The FCC released its 15th Annual Wireless Competition Report yesterday, and the Commission should be commended for the impressive body of work that the Report represents. The Report offers a rigorous analysis of competition within multiple sectors of the wireless marketplace and highlights several key trends. The results are impressive – and they clearly portray a competitive and innovative U.S. wireless marketplace that is delivering incredible value for U.S. wireless consumers.
Importantly, the Report relies as its bedrock on an impressive compendium of facts and hard data on various aspects of the wireless industry. And taken as whole, the Report offers a decisive factual rebuttal of much of the rhetoric that has filled the debate on AT&T’s acquisition of T-Mobile.
Let’s look at just a few of the Report’s many findings:
Estimated Mobile Voice Coverage by Census Block: The percentage of the US population that could, in 2010, choose from 5 or more providers of mobile voice services was 89.6%, trending up from 72.8% in 2009. Table 5. The percentage of the US population that could, in 2010, choose from 4 or more wireless broadband providers was 67.8%, trending up from 58% in 2009. Table 7. These facts wholly rebut the persistent claim by our opponents of the emerging U.S. wireless “duopoly.”
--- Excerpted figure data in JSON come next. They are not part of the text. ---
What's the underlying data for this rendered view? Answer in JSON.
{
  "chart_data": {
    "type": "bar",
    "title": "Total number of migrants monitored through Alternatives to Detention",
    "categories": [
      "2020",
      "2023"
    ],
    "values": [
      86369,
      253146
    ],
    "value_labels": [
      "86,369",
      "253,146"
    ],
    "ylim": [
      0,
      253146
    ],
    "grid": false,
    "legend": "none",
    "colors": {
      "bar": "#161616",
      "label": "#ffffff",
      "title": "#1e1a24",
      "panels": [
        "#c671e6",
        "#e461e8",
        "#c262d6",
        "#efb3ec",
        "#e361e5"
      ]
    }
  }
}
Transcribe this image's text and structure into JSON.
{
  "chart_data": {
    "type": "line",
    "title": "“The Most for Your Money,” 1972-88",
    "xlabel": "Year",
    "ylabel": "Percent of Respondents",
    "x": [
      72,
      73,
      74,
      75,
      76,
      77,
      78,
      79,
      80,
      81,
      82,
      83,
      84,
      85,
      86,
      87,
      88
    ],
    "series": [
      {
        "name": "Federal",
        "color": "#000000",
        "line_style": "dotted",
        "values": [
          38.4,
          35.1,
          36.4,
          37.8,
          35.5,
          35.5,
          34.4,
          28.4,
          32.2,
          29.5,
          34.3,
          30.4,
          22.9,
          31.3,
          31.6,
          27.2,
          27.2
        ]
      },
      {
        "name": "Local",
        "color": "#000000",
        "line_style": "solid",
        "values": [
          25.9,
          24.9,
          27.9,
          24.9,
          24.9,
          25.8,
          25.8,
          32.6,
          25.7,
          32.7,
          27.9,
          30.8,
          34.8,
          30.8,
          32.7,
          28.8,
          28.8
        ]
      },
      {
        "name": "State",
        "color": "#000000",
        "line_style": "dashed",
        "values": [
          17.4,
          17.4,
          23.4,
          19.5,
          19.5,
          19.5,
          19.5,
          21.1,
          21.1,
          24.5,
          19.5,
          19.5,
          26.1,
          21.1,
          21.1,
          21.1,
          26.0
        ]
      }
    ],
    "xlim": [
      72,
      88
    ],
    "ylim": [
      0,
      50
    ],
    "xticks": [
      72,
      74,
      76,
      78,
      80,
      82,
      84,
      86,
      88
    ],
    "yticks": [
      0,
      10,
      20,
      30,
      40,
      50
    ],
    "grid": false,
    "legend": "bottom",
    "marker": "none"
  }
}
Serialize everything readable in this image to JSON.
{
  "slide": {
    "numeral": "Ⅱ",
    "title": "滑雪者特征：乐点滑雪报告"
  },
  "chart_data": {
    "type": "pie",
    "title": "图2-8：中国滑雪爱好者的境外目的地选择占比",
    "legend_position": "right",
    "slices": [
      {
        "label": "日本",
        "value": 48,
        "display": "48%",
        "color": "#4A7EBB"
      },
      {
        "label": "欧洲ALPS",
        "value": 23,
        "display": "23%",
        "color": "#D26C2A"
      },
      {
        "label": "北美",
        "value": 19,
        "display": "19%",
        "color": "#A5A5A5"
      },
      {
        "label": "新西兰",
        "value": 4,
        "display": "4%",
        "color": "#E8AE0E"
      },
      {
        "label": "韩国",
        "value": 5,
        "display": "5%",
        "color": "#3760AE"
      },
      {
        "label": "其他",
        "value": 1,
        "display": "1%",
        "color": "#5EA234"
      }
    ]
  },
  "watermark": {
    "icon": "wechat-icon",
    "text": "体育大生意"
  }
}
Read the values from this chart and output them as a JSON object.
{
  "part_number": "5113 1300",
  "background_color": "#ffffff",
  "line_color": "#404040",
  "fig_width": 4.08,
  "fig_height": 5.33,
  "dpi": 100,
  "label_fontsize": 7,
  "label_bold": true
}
Just as importantly, these results are all drawn from a census block analysis – a very localized look that reflects the fact that consumers shop for service in the local areas where they live, work and travel. The Report’s findings clearly support that the relevant geographic market for consumers is the local/CMA market – not the national market that our opponents have been urging. fn 117.
Pricing: The Report unequivocally demonstrates that voice revenue per minute or RPM has consistently and dramatically declined for much of the last two decades. Chart 23. It declined another 9% from 2008 to 2009. Table 20. Price per text dropped for the fifth consecutive year, this time by 25% from the previous year. Para 193. And the price per megabit of data traffic dropped even more dramatically. Para 194. Overall ARPU is also down year over year. Chart 26.
Notably, these price decreases occurred during an extended period in which the average HHI, as calculated by the FCC, would be considered indicative of a “highly concentrated” industry. This is no surprise, because while merger opponents insist on equating a high HHI with a lack of competition, the FCC recognizes that “[s]hares of subscribers and measures of concentration are not synonymous with a non-competitive market or with market power.” Para 54.
Spectrum holdings: The Report makes very clear that, because of Sprint’s interests in Clearwire, the FCC attributes Clearwire’s spectrum holdings to Sprint — no ifs, ands or buts. Report, fn 19. The report also notes that Sprint and Clearwire together hold 47% of the MHz-POPs of the above-1 GHz bands, which include PCS, AWS, BRS and EBS. Perhaps now Sprint will stop trying to deny its attributable interest in the Clearwire spectrum and the combined Sprint/Clearwire spectrum holdings that Sprint’s CEO has called the best in the industry.
Mobile Broadband Subscribers and their Devices: Finally, the report is full of good news about mobile wireless internet access subscribers and the devices they use. Wireless connections are up; wireless internet access subscribers are up; devices in use capable of +200 kbps are up; and, most importantly, adoption rates across mobile data services are up. Consumers have greater access to mobile broadband devices and are doing more with those devices when they acquire them. This is great news for U.S. consumers and the U.S. economy, and these trends will only continue when AT&T deploys a 4G LTE network to over 97% of all Americans.
Our appreciation goes to the FCC’s Wireless Bureau for this exhaustive Report and the tremendous effort that must have gone into its publication. It paints a vibrant picture of wireless competition, but the story on 4G network deployment is only starting to emerge. The report finds that five carriers had deployed or announced plans to deploy a LTE or WiMAX network by year-end 2010 or early 2011: Verizon Wireless, AT&T, Sprint, Clearwire and MetroPCS. This does not include additional carriers with announced LTE plans, including Leap, U.S. Cellular, Cell South and LightSquared. As to T-Mobile, the Report’s finding on its path to LTE is also clear: “No U.S.-specific plans.”
AT&T’s acquisition of T-Mobile can change that fact. By combining the companies’ network and spectrum resources, AT&T will deploy a 4G LTE network that will offer service to its customers, to T-Mobile’s customers and to 55 million more Americans than would otherwise have been served by AT&T’s planned LTE deployment. And that is a fact we hope will be found in future FCC Reports on Wireless Competition.